A biocompatible and modifiable protein nanocarrier is a promising candidate for tumor targeted drug delivery. However, it is challenging to effectively load hydrophobic drugs, not to mention to upload both hydrophilic and hydrophobic drugs on one protein nanocarrier. Here, an amphiphilic multi‐drug loading protein nanocage (Am‐PNCage) is presented which is generated by replacing the fifth helix of human H‐ferritin (HFn) subunit with a functional motif composed of hydrophobic–hydrophilic‐RGD peptides. The Am‐PNCage possesses a dual targeting property resulting from the intrinsic CD71 targeting ability of HFn and the integrin α vβ3 targeting ability of displayed RGD peptides.

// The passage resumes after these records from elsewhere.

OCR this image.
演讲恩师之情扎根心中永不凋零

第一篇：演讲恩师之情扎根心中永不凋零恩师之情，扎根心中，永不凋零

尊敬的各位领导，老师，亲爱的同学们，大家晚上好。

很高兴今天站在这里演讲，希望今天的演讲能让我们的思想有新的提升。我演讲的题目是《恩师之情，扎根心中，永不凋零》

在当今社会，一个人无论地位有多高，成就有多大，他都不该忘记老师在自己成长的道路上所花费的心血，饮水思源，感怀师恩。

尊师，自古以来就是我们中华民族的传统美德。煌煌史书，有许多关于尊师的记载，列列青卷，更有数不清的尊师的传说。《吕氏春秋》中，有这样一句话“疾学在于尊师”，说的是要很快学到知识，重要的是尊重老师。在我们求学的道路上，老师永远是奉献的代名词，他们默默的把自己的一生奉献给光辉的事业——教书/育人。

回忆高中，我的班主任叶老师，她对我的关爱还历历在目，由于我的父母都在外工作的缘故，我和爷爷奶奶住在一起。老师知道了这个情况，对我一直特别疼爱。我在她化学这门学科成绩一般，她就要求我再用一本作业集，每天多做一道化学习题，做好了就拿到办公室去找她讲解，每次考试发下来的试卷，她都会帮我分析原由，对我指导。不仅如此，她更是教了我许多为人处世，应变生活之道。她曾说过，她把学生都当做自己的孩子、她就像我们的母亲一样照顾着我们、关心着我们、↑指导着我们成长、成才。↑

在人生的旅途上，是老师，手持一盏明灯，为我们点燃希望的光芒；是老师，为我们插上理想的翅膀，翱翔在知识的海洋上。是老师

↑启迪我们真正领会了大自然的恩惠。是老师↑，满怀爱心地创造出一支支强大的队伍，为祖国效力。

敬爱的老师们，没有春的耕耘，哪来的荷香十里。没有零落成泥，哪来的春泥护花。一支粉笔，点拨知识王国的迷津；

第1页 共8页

Through the hydrophilic drug entry channel in the protein nanocage and hydrophobic peptides displayed on the outer surface, amphiphilic epirubicin (132)/camptothecin (50) are stereoscopically loaded into the inner cavity/outer protein shell, respectively, for one Am‐PNCage, exhibiting cascade drug release pattern. The dual‐targeted Am‐PNCage promotes the loaded drugs penetrating various 3D tumor models in vitro, as well as traversing the brain blood barrier and accumulating in brain tumors in vivo. Moreover, the drug loaded Am‐PNCage shows reduced side effects and significantly enhances synergistic efficacy against brain tumor, metastatic liver cancers, and drug resistant breast tumor. Thus, the Am‐PNCage represents a novel promising protein nanocarrier for targeted combination chemotherapy. The dual tumor‐targeting and amphiphilic nanocarrier Am‐PNCage extends the half‐life of loaded drugs, reduces their side effects, promotes their binding, and penetration into tumors. Together with a synergistic cascade drug release, these improvements lead to a significantly enhanced therapeutic effect. Thus, the Am‐PNCage represents a novel promising platform for co‐loading of synergistic hydrophilic and hydrophobic drug pairs and targeted combination chemotherapy.